The problem with evolution is not that a few scientists are toying with a far flung idea with substantial evidential problems. The problem is that evolution is a dogma. It is held with a conviction that can match any religious movement. The problem is not that evolutionists are wrong--it is that they know they are right.
Evolutionist Graeme Finlay's article on human evolution is a typical example. He introduces the article with this:
Even as some Christians deny that new species can evolve, that macroevolution has taken place, and that complexity can develop through natural genetic processes, the genomic revolution of this century has established the truth of all three evolutionary concepts.
Now whether or not some flavor of evolution is true is a difficult question. That was a long time ago. But it is unequivocal that scientific evidences--genomic or otherwise--do not prove evolution to be a fact as Finlay and the evolutionists mandate. Quite the opposite, while there are evidences for evolution (as there also are for a flat earth), there are monumental scientific problems with Darwin's idea.

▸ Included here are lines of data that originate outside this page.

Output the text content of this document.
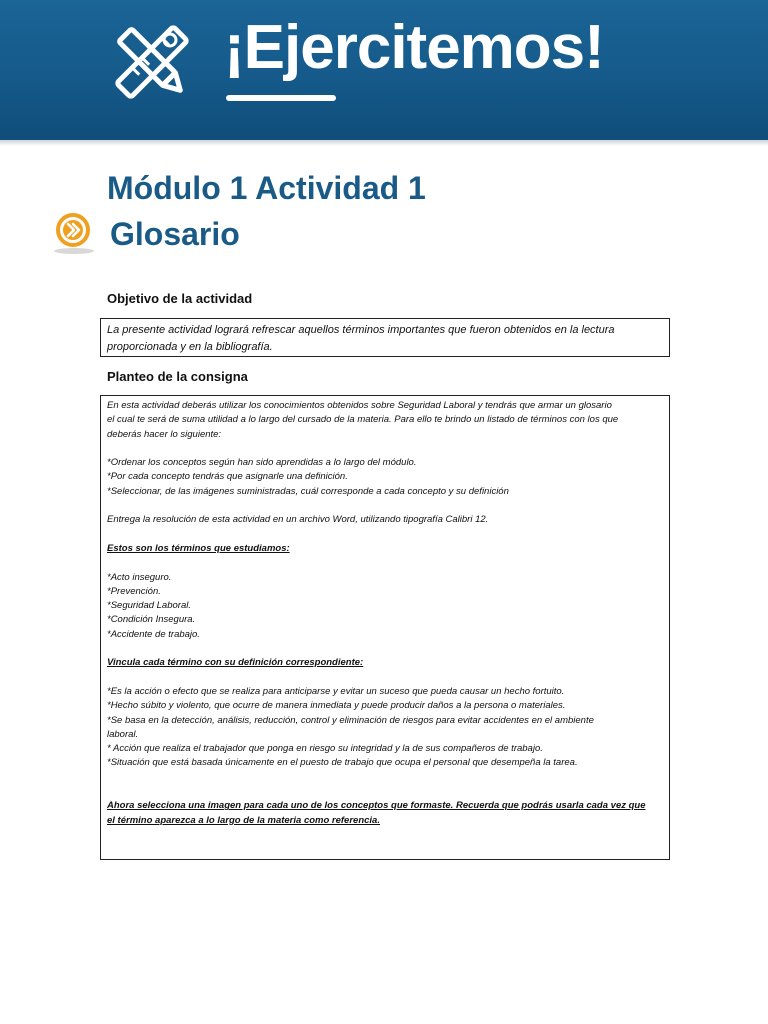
¡Ejercitemos!
Módulo 1 Actividad 1
Glosario
Objetivo de la actividad
La presente actividad logrará refrescar aquellos términos importantes que fueron obtenidos en la lectura
proporcionada y en la bibliografía.
Planteo de la consigna
En esta actividad deberás utilizar los conocimientos obtenidos sobre Seguridad Laboral y tendrás que armar un glosario
el cual te será de suma utilidad a lo largo del cursado de la materia. Para ello te brindo un listado de términos con los que
deberás hacer lo siguiente:
*Ordenar los conceptos según han sido aprendidas a lo largo del módulo.
*Por cada concepto tendrás que asignarle una definición.
*Seleccionar, de las imágenes suministradas, cuál corresponde a cada concepto y su definición
Entrega la resolución de esta actividad en un archivo Word, utilizando tipografía Calibri 12.
Estos son los términos que estudiamos:
*Acto inseguro.
*Prevención.
*Seguridad Laboral.
*Condición Insegura.
*Accidente de trabajo.
Vincula cada término con su definición correspondiente:
*Es la acción o efecto que se realiza para anticiparse y evitar un suceso que pueda causar un hecho fortuito.
*Hecho súbito y violento, que ocurre de manera inmediata y puede producir daños a la persona o materiales.
*Se basa en la detección, análisis, reducción, control y eliminación de riesgos para evitar accidentes en el ambiente
laboral.
* Acción que realiza el trabajador que ponga en riesgo su integridad y la de sus compañeros de trabajo.
*Situación que está basada únicamente en el puesto de trabajo que ocupa el personal que desempeña la tarea.
Ahora selecciona una imagen para cada uno de los conceptos que formaste. Recuerda que podrás usarla cada vez que
el término aparezca a lo largo de la materia como referencia.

For example, Finlay appeals to opsin genes which code for light-sensitive membrane proteins which are used in our vision. Finlay interprets similar patterns in similar species as unequivocal signs of evolution:
This breakpoint is common to apes and OWMs [Old World Monkeys], and demonstrates that the duplication arose in a unique event, and that it has been inherited by all the species that now possess it. This finding indicates that trichromatic vision arose in a random DNA duplication event.
As I have discussed here, this argument ignores profound problems. And as we shall see, there are more problems with this reasoning.